Octopus Salad with Potatoes and Green Beans

  • ACTIVE: 30 MIN
  • TOTAL TIME: 1 HR 30 MIN
  • SERVINGS: 8
  • HEALTHY
  • MAKE-AHEAD
  • STAFF-FAVORITE

When octopus is slowly simmered, it becomes delicate and tender. Tossed in a salad with potatoes and green beans, then dressed with garlic and parsley, it makes for a very lovely and satisfying dish.

  1. 1 onion, halved
  2. 1 carrot, chopped
  3. 1 celery rib, chopped
  4. 1 bay leaf
  5. 1 1/2 pounds octopus tentacles, separated
  6. 1/2 pound green beans, cut into 1 1/2-inch lengths
  7. 1 1/2 pounds Yukon Gold potatoes
  8. 1 garlic clove, minced
  9. 1 tablespoon chopped parsley
  10. 1/4 cup extra-virgin olive oil
  11. Salt and freshly ground pepper
  1. Fill a large saucepan with water, add the onion, carrot, celery and bay leaf and bring to a boil.
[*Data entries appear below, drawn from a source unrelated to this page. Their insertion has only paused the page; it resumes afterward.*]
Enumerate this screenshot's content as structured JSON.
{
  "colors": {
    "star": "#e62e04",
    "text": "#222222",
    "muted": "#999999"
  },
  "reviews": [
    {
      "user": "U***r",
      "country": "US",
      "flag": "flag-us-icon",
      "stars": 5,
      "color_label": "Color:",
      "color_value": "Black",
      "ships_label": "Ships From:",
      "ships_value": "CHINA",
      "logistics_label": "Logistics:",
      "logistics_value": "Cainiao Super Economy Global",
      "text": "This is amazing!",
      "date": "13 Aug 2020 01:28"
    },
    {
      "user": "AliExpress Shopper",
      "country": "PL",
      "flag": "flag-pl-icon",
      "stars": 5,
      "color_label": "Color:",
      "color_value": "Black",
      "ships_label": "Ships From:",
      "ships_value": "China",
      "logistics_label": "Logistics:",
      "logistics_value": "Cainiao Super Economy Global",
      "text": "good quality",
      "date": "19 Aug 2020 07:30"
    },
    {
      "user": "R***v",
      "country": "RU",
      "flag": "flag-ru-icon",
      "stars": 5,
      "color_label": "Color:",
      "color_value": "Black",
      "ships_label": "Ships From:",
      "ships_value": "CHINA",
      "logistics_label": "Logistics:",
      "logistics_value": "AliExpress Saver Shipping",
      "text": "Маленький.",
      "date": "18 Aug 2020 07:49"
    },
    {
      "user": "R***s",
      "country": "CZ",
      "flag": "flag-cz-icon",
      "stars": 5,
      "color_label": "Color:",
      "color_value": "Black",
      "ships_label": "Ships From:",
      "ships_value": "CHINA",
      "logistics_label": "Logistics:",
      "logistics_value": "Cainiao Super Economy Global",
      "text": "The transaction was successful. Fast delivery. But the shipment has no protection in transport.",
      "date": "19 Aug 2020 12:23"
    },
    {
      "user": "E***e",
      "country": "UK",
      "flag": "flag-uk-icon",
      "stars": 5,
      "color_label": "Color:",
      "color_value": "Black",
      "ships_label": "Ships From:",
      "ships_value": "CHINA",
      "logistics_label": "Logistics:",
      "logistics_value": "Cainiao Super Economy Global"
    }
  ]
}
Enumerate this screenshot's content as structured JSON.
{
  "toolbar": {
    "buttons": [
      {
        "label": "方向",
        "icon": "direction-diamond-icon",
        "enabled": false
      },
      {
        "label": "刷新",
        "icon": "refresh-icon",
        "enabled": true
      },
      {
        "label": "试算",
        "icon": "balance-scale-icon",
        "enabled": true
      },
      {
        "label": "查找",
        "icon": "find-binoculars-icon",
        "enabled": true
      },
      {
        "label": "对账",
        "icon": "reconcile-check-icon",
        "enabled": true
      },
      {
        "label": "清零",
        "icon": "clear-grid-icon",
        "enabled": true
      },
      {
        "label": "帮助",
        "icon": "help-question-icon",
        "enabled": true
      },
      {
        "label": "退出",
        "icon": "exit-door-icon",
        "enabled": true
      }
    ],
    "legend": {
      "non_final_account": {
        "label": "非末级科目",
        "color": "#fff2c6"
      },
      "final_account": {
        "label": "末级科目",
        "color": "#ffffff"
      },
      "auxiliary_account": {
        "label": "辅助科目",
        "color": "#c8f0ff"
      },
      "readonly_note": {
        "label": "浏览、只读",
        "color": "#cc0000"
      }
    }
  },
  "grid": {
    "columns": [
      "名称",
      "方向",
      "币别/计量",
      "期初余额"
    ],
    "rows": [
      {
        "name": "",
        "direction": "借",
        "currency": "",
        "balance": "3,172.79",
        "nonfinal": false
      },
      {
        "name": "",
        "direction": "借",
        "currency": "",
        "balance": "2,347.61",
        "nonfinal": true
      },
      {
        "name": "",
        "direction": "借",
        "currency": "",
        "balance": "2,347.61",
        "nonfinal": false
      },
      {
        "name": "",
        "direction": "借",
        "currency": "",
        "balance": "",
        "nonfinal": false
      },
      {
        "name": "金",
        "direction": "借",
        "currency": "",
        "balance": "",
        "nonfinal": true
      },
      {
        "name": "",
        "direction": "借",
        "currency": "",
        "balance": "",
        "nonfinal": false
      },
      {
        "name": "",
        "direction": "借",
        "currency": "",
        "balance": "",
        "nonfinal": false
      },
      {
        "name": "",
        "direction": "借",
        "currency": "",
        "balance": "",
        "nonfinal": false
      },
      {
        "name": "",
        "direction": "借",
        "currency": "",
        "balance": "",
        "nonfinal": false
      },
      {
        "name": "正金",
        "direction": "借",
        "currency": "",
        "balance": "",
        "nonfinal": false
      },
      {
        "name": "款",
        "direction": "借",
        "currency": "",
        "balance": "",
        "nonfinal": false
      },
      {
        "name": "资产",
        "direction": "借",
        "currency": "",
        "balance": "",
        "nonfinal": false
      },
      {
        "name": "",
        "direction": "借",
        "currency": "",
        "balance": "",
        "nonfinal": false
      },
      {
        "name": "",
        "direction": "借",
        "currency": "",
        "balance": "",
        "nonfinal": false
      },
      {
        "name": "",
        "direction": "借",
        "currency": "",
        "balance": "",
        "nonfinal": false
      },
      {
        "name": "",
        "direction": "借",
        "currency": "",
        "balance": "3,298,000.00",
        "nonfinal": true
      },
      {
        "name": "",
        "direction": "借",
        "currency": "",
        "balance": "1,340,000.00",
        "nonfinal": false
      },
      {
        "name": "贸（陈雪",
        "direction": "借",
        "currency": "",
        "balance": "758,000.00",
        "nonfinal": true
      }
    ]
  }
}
Add the octopus and simmer over moderate heat for 1 hour, until tender. Let the octopus cool in the liquid, then drain. Using a paper towel, wipe the purple skin off the tentacles, leaving the suckers intact. Cut the tentacles into 1-inch pieces.
  2. Meanwhile, in a saucepan of boiling salted water, cook the green beans until tender, 5 minutes. Using a slotted spoon, transfer the beans to a plate and pat dry. Add the potatoes to the boiling water and cook until tender, 25 minutes. Let cool slightly, then peel and dice the potatoes.
  3. In a large bowl, combine the octopus with the potatoes, green beans, garlic, parsley and olive oil and season with salt and pepper. Serve warm or at room temperature.

Suggested Pairing

Rich, not-too-briny seafood like octopus can pair as well with a light red wine as with a substantial white; try a Barbera d'Alba or a Chardonnay.